Quand les morts célèbres hantent TikTok avec Sora 2

Deepfakes de célébrités décédées, "résurrections" numériques et polémiques familiales : le lancement de Sora 2, le nouvel outil vidéo d’OpenAI, relance le débat sur les limites éthiques de l’intelligence artificielle.

Article rédigé par Constance Vilanova
Radio France
Publié
Temps de lecture : 3min
Michael Jackson avec des nuggets et Robin Williams en randonnée, des images générées par Sora 2. (CAPTURES D'ECRAN TIKTOK)
Michael Jackson avec des nuggets et Robin Williams en randonnée, des images générées par Sora 2. (CAPTURES D'ECRAN TIKTOK)

Robin Williams en randonnée, Freddie Mercury filmant un vlog à New York, Michael Jackson dégustant des nuggets… Depuis le lancement de Sora 2, l’outil vidéo d’OpenAI, la maison mère de ChatGPT, ces images inondent TikTok et X. Sora 2 permet de générer des vidéos hyperréalistes à partir d’un simple texte, en combinant animation et imitation vocale. Une prouesse technologique, mais aussi un vertige : celui de voir les morts revivre sans leur consentement.

Les "deepfakes" de personnalités disparues existent depuis des années, mais l’outil d’OpenAI, encore en version bêta, a marqué un tournant par sa qualité et sa viralité. L’entreprise a confirmé auprès du média américain Axios que la création d’images de personnalités décédées n’était pas interdite, contrairement à celles de figures publiques vivantes.

La colère des familles

Parmi les voix qui s’élèvent, celle de Zelda Williams, la fille de l’acteur Robin Williams. Sur Instagram, elle a imploré qu'on arrête de lui envoyer des vidéos de son père mort.

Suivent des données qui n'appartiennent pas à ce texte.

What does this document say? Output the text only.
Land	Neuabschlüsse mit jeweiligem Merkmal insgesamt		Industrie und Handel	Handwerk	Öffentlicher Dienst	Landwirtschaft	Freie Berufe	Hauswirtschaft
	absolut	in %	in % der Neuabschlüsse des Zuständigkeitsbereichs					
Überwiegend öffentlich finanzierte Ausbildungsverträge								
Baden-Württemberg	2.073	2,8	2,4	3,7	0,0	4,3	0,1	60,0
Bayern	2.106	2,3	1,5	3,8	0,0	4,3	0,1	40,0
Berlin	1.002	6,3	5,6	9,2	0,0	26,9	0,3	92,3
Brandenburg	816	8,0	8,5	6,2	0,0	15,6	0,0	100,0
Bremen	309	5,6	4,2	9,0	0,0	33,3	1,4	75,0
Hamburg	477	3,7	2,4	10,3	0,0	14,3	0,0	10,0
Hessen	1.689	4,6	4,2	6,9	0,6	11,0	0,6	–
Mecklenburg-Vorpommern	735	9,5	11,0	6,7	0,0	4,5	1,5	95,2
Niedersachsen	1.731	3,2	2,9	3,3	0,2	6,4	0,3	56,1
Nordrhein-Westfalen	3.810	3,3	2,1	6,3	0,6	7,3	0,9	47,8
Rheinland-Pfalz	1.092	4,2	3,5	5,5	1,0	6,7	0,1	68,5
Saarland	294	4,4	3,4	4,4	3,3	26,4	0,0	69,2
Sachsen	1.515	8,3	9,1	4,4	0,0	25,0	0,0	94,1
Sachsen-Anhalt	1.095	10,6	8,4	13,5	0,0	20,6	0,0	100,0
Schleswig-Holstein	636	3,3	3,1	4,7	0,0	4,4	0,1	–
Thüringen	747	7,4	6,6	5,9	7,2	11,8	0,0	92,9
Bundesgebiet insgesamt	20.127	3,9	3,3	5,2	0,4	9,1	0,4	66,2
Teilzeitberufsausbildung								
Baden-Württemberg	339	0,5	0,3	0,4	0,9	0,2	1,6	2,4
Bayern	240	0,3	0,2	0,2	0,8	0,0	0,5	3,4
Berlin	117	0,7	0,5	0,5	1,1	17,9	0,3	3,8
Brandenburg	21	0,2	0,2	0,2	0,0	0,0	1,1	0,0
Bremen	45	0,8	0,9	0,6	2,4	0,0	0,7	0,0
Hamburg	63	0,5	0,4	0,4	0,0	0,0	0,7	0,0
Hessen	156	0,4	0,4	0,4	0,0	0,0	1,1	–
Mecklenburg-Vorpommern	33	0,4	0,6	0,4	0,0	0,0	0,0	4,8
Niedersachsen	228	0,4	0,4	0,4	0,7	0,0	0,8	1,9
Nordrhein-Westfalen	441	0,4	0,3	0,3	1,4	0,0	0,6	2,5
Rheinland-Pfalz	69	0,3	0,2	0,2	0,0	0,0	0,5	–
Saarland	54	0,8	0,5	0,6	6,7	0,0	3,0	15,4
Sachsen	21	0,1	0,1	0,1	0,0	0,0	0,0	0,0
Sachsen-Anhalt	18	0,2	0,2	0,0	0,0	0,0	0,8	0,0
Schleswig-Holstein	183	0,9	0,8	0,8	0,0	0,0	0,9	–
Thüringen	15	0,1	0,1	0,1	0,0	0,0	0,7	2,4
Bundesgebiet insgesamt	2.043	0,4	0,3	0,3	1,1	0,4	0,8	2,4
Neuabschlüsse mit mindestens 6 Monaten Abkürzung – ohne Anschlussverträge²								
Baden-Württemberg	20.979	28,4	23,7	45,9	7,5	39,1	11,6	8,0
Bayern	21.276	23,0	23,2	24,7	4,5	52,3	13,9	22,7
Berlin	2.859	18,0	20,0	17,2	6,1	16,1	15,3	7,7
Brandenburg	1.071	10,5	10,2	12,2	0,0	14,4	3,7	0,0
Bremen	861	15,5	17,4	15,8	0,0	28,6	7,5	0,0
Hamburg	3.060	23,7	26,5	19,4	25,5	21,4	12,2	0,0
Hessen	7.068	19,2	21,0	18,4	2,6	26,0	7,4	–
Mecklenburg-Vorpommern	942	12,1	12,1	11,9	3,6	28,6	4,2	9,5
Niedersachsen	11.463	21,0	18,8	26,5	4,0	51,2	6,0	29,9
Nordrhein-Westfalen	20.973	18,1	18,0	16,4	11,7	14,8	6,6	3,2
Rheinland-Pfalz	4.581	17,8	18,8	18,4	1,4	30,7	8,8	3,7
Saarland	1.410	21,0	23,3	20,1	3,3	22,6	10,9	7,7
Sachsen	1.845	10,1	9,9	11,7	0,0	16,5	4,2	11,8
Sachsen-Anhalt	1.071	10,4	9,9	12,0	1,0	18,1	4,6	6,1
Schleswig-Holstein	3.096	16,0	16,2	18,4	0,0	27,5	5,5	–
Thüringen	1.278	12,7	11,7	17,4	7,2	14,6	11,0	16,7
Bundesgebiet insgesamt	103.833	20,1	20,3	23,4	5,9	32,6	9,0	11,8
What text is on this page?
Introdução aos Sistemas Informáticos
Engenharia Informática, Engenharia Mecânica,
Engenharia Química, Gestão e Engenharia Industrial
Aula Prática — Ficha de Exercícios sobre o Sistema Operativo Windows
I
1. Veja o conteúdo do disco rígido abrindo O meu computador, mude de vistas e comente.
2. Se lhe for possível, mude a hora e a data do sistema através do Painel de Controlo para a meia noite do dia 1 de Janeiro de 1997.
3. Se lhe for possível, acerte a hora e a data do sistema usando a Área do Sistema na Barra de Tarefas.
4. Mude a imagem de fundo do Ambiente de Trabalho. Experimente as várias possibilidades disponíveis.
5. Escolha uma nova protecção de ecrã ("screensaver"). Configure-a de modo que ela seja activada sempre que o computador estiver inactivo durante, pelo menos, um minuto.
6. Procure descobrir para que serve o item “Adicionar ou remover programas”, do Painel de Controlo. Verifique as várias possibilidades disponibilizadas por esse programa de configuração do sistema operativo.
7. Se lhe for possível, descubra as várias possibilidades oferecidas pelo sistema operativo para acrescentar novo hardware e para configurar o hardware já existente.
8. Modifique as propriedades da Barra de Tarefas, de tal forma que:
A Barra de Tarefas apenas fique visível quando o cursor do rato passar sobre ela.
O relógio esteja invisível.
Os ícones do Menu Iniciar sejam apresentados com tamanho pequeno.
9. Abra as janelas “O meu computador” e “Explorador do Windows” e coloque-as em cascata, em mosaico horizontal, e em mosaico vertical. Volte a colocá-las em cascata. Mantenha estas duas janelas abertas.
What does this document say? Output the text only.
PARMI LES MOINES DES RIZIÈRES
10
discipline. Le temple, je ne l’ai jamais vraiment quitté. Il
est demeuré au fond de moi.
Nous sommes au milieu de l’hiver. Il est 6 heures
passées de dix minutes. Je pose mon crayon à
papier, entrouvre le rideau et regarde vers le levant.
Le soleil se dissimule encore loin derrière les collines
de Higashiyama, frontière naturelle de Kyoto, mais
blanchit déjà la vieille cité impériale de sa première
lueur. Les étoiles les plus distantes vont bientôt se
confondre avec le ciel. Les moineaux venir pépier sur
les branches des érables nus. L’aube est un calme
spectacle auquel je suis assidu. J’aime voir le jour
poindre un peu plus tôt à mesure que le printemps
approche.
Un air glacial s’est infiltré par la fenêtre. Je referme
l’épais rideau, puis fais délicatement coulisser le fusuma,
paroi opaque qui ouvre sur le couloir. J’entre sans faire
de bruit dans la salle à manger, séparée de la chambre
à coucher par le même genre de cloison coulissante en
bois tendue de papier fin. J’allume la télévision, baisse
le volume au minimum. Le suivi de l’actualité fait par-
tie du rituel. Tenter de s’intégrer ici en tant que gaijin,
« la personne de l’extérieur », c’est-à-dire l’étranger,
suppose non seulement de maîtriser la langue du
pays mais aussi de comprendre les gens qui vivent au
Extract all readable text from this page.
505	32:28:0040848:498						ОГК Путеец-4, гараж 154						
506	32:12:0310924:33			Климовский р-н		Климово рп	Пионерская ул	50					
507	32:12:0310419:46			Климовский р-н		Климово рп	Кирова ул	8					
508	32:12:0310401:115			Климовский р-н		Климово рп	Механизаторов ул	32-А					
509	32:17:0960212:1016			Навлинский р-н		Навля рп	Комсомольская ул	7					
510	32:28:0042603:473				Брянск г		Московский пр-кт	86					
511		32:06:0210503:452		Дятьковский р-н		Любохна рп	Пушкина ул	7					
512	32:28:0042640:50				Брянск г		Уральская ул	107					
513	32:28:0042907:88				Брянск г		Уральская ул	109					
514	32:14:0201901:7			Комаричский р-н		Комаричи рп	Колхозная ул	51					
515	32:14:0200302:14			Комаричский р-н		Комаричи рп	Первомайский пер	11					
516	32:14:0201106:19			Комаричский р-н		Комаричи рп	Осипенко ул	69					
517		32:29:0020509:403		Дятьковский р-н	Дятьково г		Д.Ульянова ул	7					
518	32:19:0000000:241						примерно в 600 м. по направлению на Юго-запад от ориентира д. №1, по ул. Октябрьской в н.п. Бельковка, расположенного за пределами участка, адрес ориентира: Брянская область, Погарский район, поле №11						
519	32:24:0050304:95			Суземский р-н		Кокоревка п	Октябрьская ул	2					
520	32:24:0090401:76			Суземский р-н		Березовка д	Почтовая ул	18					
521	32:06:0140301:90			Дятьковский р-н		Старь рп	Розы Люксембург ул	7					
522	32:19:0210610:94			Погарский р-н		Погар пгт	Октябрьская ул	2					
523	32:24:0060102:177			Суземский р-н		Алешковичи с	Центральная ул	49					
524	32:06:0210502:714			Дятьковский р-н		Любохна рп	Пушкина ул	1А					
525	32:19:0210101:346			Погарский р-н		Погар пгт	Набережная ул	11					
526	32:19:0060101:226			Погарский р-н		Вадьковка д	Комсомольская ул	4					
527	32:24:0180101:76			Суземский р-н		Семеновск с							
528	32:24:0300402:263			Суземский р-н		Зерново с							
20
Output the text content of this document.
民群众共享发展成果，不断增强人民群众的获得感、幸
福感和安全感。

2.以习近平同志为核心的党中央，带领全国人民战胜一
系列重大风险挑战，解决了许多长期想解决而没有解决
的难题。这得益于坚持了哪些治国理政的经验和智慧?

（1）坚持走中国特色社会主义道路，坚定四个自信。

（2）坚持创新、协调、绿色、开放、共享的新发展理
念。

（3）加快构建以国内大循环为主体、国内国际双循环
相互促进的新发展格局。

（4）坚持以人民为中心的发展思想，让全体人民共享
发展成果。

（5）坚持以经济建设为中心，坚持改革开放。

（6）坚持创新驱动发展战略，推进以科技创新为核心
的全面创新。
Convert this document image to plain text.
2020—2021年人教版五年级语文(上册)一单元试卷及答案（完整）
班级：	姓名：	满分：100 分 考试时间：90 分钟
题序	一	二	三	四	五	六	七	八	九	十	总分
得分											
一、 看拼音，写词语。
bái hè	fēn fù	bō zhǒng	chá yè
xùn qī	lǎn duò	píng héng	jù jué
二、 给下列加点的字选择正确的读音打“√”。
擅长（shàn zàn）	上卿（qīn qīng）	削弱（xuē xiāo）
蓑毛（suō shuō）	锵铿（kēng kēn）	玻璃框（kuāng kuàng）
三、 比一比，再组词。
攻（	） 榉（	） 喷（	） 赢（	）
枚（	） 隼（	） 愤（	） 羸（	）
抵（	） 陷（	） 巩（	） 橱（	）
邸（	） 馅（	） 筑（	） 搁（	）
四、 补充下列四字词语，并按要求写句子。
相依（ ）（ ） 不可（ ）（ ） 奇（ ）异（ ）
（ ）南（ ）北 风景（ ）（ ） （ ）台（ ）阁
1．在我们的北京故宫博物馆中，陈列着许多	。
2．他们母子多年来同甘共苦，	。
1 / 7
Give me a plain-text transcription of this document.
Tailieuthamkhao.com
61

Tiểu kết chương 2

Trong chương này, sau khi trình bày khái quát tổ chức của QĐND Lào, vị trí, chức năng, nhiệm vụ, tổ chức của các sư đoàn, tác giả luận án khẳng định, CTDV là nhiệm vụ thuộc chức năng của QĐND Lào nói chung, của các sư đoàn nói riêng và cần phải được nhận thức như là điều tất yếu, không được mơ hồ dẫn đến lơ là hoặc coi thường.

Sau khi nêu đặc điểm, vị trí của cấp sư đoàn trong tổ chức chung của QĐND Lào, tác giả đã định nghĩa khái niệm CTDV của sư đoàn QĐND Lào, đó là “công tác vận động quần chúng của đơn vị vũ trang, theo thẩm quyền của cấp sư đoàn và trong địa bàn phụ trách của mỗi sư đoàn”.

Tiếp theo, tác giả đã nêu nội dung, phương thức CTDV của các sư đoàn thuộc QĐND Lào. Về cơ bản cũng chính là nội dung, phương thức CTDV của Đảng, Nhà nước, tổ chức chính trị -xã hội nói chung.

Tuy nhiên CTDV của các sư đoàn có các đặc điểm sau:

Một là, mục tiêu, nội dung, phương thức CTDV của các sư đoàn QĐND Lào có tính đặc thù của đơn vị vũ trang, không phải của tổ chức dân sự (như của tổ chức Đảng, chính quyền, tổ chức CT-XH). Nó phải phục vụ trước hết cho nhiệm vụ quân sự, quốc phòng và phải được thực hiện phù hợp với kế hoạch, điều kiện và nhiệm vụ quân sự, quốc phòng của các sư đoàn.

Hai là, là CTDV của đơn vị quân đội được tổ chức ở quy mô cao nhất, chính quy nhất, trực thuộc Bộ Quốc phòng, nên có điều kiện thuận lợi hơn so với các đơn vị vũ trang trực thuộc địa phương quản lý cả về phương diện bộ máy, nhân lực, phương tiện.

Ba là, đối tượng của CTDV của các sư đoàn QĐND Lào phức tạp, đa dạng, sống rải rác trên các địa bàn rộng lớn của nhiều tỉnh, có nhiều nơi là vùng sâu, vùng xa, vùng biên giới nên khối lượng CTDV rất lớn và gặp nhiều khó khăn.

“Arrêtez de m’envoyer les vidéos de papa en IA. C’est débile, c’est une perte de temps et d’énergie. Ce n’est pas ce qu’il aurait voulu.”

Zelda Williams

Un message soutenu par Bernice King, la fille de Martin Luther King, elle aussi excédée par ces "résurrections numériques". Derrière ces images anodines, il y a des familles, des héritages, des voix qu’on fait parler sans leur autorisation. Et une gêne grandissante : celle de voir la frontière entre hommage et exploitation devenir floue.

Un flou juridique assumé

Aux États-Unis, aucune loi fédérale n’interdit d’utiliser l’image d’un mort. Certaines juridictions, comme la Californie, reconnaissent un "droit posthume à l’image", mais la protection varie selon les États. OpenAI, de son côté, se défausse sur la responsabilité des utilisateurs. Dans sa déclaration à Axios, l’entreprise précise : "Les représentants des défunts récemment décédés peuvent demander à ce que leur image ne soit pas utilisée dans Sora".

Mais que signifie "récemment" ? Robin Williams est mort en 2014, Martin Luther King en 1968. Cette zone grise laisse le champ libre à des usages discutables, voire à une économie du deuil où chaque image pourrait être monnayée.

L’économie de la réincarnation numérique

OpenAI laisse entrevoir une possibilité future : monétiser l’image des célébrités disparues, avec une part reversée à la plateforme. Une forme d’immortalité commerciale où les artistes continueraient à "travailler" après leur mort.

Pour les spécialistes du numérique, cette tendance n’est que le prolongement logique de la culture du contenu infini. L’éternité n’a jamais été aussi accessible, ni aussi troublante.